Je quittai Philadelphie à quatre heures du matin, par le coche, n’emportant avec moi que le bagage strictement nécessaire pour l’expédition projetée ; c’est-à-dire, une boîte qui contenait un petit paquet de linge, du papier à dessiner, mon journal, des couleurs et des pinceaux, plus, vingt-cinq livres de plomb, mon fusil « tear-jacket » quelques pierres, un peu d’argent, et par dessus tout, un cœur plus que jamais enthousiaste de la nature.
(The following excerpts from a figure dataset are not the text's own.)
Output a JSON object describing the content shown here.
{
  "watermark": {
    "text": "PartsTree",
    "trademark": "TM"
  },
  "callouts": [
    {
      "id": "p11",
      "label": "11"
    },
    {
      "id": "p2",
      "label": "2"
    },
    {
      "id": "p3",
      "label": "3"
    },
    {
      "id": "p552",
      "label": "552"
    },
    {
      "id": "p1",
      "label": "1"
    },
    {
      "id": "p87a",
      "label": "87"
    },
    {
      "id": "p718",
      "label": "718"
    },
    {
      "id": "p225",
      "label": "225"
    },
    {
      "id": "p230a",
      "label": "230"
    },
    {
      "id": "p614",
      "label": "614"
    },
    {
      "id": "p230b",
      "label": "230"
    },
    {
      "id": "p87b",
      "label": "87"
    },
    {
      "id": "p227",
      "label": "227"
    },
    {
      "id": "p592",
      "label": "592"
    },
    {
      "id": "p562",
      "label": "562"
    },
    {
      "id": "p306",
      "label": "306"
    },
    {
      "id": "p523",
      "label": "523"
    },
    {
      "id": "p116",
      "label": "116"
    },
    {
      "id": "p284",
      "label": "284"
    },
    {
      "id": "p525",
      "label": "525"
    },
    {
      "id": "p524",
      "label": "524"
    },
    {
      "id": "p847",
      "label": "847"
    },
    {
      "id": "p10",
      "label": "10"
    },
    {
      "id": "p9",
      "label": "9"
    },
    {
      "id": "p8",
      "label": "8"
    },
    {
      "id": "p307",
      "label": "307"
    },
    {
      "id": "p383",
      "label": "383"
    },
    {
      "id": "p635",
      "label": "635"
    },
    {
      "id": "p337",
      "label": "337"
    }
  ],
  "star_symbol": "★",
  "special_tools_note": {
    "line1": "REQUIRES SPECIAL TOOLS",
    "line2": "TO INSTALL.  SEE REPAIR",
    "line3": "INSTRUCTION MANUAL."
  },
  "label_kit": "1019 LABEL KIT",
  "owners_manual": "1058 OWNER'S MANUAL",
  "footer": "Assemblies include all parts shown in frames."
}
Nos voitures ne sont pas des meilleures, et ne se meuvent pas avec toute la célérité qu’on leur connaît dans certains autres pays. Il était donc huit heures et nuit close quand nous atteignîmes « Mauch-Chunk » aujourd’hui si réputé dans toute l’Union pour ses précieuses mines de charbon, et situé à quatre-vingt-huit milles de Philadelphie. Nous avions traversé des contrées d’un aspect très divers, les unes savamment cultivées, d’autres encore à l’état de nature, et qui ne m’en plaisaient que mieux. En descendant de voiture, j’entrai dans la salle des voyageurs et demandai l’hôte. Sur le champ, je vis venir à moi un jeune homme de bonne mine auquel je fis part de ce que je désirais. Il me répondit d’un air affable, offrant de me loger et de me nourrir à bien meilleur compte que les voyageurs qui venaient pour le simple plaisir de se faire traîner sur le railway. En un mot, nous étions d’accord au bout de cinq minutes, et je me trouvais installé très confortablement.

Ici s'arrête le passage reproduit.